16 Settembre 2026 - 13:08:27

di Tommaso Cotellessa

La cultura come strumento per riportare attenzione sulle piccole comunità delle aree interne. È lo spirito con cui torna ad Aragno, frazione dell’Aquila di circa 500 abitanti, la mostra fotografica a cielo aperto «Una foto per Aragno», giunta alla sua terza edizione.

L’inaugurazione è in programma sabato 19 settembre in piazza Santa Maddalena, dove gli scatti resteranno esposti gratuitamente per un mese. Tema scelto per l’edizione 2026 è «L’Abruzzo e le sue meraviglie», raccontato attraverso le immagini di venti fotografi e con la partecipazione straordinaria del fotoreporter di fama internazionale Stefano Schirato.

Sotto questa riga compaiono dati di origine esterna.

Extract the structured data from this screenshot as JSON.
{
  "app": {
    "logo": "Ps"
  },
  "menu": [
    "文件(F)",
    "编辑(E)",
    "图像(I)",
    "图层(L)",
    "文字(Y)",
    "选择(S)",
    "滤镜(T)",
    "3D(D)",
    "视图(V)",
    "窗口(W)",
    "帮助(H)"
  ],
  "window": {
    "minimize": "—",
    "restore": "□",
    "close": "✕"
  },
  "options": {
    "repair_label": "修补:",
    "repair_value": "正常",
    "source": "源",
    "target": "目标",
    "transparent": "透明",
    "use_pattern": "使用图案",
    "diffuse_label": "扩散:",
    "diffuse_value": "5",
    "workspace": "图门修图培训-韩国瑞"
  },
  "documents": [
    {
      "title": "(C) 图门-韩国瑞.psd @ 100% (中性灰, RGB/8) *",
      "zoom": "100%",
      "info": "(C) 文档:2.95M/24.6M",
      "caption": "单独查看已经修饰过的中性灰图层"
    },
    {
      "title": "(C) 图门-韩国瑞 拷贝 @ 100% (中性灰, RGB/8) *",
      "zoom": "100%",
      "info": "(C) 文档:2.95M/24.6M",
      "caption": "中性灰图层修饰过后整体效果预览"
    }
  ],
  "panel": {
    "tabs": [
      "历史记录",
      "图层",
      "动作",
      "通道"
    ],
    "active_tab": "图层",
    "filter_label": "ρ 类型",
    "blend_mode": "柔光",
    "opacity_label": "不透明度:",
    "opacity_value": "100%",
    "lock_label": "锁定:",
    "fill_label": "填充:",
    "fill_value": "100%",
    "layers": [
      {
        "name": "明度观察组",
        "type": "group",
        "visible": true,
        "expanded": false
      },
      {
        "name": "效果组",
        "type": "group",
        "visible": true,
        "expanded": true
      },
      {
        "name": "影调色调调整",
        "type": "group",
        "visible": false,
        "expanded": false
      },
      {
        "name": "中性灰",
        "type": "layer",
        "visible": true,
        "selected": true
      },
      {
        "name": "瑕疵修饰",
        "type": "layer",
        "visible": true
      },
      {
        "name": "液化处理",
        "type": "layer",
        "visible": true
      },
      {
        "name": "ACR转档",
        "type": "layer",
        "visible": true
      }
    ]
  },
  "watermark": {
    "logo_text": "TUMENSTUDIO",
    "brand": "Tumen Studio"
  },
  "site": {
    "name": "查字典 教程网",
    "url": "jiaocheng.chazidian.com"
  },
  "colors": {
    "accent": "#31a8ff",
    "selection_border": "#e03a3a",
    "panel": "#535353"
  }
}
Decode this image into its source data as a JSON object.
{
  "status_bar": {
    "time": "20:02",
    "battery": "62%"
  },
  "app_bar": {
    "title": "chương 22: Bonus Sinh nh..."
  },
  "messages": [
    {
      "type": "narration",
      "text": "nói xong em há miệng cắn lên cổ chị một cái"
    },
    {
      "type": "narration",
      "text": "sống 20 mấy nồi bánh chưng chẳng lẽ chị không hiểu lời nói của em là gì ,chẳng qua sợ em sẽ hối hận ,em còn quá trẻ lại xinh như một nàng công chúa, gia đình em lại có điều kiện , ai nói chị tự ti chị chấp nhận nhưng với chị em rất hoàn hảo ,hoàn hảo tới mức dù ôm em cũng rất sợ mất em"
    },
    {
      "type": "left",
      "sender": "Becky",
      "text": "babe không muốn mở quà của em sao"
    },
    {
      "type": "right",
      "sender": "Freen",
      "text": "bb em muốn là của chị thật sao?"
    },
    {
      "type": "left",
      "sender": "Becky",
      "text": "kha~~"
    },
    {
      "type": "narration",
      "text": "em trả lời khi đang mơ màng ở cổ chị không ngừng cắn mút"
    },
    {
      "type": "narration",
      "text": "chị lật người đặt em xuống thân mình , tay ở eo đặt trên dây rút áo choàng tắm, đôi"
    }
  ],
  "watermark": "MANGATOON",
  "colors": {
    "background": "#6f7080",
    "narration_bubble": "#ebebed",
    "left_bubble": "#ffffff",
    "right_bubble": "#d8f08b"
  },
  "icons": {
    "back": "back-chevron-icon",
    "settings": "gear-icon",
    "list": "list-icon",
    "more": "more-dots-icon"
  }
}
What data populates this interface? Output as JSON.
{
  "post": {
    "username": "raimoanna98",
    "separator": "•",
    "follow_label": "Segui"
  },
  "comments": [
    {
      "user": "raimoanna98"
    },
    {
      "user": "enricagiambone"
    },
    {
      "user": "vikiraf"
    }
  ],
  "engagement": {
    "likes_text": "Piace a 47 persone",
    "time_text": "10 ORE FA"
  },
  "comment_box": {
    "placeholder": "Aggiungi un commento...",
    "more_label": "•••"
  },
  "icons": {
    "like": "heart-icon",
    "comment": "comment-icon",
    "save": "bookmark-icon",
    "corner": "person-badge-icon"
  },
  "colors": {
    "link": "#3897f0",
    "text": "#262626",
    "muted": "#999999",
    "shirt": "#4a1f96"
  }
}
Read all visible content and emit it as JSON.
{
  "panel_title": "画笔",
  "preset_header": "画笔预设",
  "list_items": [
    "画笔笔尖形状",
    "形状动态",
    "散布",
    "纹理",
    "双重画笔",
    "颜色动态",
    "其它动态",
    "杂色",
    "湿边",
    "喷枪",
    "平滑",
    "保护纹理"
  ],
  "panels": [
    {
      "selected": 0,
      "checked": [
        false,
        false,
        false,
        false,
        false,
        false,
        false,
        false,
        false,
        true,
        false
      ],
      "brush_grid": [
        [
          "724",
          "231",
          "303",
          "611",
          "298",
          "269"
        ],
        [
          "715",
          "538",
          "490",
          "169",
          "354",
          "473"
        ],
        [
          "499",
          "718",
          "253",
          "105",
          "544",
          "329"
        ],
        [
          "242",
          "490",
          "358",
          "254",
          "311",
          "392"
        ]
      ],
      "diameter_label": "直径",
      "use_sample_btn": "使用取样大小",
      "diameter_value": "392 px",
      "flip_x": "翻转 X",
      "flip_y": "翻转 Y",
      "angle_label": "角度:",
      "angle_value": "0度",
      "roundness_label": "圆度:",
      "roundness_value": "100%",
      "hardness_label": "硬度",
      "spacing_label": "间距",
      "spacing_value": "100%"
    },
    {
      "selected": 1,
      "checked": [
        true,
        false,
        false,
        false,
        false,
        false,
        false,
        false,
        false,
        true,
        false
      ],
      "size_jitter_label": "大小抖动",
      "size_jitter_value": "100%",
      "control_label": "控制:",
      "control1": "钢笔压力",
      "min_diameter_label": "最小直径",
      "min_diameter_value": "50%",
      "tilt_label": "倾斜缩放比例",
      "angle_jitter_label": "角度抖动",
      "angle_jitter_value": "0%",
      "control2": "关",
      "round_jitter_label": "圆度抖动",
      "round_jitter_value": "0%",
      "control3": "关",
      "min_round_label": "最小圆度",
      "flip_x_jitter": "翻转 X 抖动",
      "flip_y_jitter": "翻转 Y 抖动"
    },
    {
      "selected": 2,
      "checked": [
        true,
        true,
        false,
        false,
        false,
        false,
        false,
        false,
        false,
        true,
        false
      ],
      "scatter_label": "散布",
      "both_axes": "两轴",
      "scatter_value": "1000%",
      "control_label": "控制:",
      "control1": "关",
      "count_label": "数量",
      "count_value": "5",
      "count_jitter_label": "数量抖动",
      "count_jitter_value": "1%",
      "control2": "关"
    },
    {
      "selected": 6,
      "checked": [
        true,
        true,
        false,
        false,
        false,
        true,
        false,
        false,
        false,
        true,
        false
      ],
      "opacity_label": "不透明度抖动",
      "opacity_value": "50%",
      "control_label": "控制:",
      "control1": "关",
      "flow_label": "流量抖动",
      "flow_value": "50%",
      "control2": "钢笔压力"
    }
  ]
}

Organizzata dalla Pro Loco Aragno e curata da Michela Pulsoni, l’iniziativa assume un significato particolare nell’anno di L’Aquila Capitale Italiana della Cultura 2026, portando uno degli appuntamenti culturali direttamente nel cuore di una piccola frazione del territorio comunale.

Uno scatto della passata edizione

Ma è proprio il contesto nel quale la manifestazione prende vita a rappresentarne uno degli elementi più significativi. Aragno è infatti una comunità montana che negli anni ha dovuto fare i conti con la progressiva riduzione dei servizi: nel paese non sono più presenti attività commerciali e la chiesa è chiusa al pubblico dal 2016.

In questo scenario un gruppo di giovani continua, per il terzo anno consecutivo, a scommettere sulla cultura e sulla capacità dell’arte di trasformarsi in occasione di incontro e partecipazione, cercando di restituire centralità e vitalità al borgo.

«Credo fortemente che la cultura possa essere il giusto veicolo per riaccendere i riflettori sulle comunità montane, spesso lasciate a se stesse», spiega Michela Pulsoni, segretaria della Pro Loco e ideatrice del progetto. «Nell’anno di L’Aquila Capitale della Cultura volevamo dimostrare che anche una piccola frazione di 500 anime può fare la sua parte, portando la bellezza fotografica direttamente nelle piazze, a disposizione di residenti, visitatori e turisti».

Una mostra che diventa dunque anche un modo per interrogarsi sul futuro delle frazioni e dei piccoli centri, trasformando piazza Santa Maddalena in uno spazio espositivo aperto a tutti e facendo della fotografia uno strumento per raccontare l’identità e le bellezze dell’Abruzzo.

Il taglio del nastro del 19 settembre sarà accompagnato da un programma che unirà fotografia, musica, convivialità e gastronomia, con l’obiettivo di coinvolgere non soltanto gli abitanti della frazione ma anche visitatori provenienti dal resto del territorio.

«L’obiettivo è risvegliare l’amore verso la propria terra e mantenere viva la speranza di rendere questo borgo migliore per le future generazioni», sottolinea Riccardo, vicepresidente della Pro Loco Aragno. «Le iniziative che portiamo avanti, rimboccandoci le maniche ogni giorno, cercano di dare lustro a un piccolo paese come il nostro e sono aperte a tutti».

Una scommessa che parte dunque da una piazza e da venti sguardi fotografici sull’Abruzzo, ma che prova ad andare oltre la semplice esposizione: tenere accese le luci su una piccola comunità e rivendicare, attraverso la cultura, il diritto delle frazioni a continuare a essere luoghi vivi.